Bappu, seeing me at the door, signaled for me to come over to watch a platter of lamb brains slide into the kadai, the pink mass landing among prattling onions and furiously spitting lemongrass. Next to Bappu stood a fifty-gallon steel vat of cottage cheese and fenugreek, simmering, two boys evenly stirring the milky soup with wooden trowels, and to the far right huddled our cooks from Uttar Pradesh. Only these northerners—my grandmother decided—had the right feel for tandoori, the deep coal pots from which emerged toasted skewers of marinated eggplant and chicken and green peppers with prawns. And upstairs, the apprentices only slightly older than myself working under a yellow garland of flowers and smoking incense.

It was their job to strip leftover tandoori chicken from the bones, snap beans over a barrel, shave ginger until it liquified. These teenagers, when off-duty, smoked cigarettes in the alleys and hooted after girls, and they were my idols. I spent a good deal of my childhood sitting with them, on a footstool in the upstairs cold kitchen, chatting away as an apprentice neatly split okra with a knife, using his finger to smear a lurid red chili paste on the vegetable’s white inner thighs. There are few things more elegant in this world than a coal black teenager from Kerala dicing coriander: a flurry of knife, a chopping roll, and the riot of awkward leaves and stems instantly reduced to a fine green mist. Such incomparable grace.
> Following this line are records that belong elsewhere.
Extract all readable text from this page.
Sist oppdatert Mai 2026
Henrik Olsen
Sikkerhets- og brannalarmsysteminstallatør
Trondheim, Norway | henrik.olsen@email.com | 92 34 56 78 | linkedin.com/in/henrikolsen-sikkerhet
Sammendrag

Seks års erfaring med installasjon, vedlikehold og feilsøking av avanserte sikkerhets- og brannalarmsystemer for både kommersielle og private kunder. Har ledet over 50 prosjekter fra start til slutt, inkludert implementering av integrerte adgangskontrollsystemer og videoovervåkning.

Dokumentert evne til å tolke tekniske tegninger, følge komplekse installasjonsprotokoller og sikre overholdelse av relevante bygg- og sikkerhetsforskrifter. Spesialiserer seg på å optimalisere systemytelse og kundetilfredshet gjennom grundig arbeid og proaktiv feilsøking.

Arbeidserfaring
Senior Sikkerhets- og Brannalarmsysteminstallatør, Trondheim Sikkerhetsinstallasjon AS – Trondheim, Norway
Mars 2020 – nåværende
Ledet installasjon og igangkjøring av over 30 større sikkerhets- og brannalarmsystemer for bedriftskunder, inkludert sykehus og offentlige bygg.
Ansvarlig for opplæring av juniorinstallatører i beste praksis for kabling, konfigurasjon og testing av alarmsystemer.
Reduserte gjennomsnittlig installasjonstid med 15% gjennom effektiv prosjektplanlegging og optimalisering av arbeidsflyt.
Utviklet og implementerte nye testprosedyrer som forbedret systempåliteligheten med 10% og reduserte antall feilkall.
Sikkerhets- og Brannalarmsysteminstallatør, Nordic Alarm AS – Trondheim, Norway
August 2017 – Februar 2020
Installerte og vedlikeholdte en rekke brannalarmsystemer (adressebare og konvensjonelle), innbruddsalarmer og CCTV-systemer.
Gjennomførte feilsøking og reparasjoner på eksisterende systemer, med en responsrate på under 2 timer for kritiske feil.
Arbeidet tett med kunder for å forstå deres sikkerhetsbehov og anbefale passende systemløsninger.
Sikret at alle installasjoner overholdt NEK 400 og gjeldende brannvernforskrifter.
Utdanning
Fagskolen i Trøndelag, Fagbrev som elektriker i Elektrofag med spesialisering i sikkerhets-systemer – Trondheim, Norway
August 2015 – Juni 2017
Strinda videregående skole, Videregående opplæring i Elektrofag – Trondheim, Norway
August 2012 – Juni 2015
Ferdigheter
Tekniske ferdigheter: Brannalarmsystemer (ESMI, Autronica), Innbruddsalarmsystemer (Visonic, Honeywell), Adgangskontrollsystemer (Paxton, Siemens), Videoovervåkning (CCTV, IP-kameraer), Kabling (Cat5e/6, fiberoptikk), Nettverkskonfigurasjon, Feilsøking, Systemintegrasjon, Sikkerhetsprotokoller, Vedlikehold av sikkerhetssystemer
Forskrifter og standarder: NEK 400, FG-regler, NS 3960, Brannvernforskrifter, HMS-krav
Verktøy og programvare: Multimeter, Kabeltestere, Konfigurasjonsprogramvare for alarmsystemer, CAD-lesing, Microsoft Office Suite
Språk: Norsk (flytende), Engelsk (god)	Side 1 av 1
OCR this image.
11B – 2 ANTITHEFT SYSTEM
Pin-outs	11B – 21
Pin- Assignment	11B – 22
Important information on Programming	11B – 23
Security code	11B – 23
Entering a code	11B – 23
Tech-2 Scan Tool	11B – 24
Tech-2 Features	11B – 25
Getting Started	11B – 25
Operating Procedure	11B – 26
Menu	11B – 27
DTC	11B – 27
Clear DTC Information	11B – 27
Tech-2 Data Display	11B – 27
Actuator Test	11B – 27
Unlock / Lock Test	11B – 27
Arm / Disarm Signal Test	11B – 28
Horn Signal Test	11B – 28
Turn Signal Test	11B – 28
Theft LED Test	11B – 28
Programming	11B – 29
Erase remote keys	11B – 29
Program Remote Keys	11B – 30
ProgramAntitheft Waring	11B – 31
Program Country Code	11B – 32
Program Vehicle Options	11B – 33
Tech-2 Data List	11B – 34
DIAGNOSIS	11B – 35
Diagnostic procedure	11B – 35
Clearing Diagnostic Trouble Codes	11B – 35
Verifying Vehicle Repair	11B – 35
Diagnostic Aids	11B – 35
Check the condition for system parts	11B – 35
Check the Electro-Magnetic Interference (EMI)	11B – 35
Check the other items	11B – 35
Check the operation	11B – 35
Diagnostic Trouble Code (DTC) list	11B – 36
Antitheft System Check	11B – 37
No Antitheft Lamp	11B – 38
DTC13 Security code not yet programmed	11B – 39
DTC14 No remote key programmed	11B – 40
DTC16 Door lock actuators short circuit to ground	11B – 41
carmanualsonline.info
One of my favorite vacation pastimes, however, was accompanying Bappu on his morning trips to Bombay’s Crawford Market. I went because he would buy me jalebi, a twist of fermented daal and flour that is deep-fried and then drenched in sugary syrup. But I wound up, without trying, picking up a most valuable skill for a chef, the art of selecting fresh produce.

We started at Crawford’s fruit and vegetable stalls, baskets stacked high in between narrow walkways. Fruiterers delicately built pomegranate towers, a bed of purple tissue fanning out below them in the shape of lotus flowers. Baskets were filled with coconuts and star fruit and waxy beans, and they rose vertically, several floors up, creating a sweet-smelling tomb. And the corridors, always neat and tidy, the floor swept, the expensive fruit hand polished to a waxy gloss.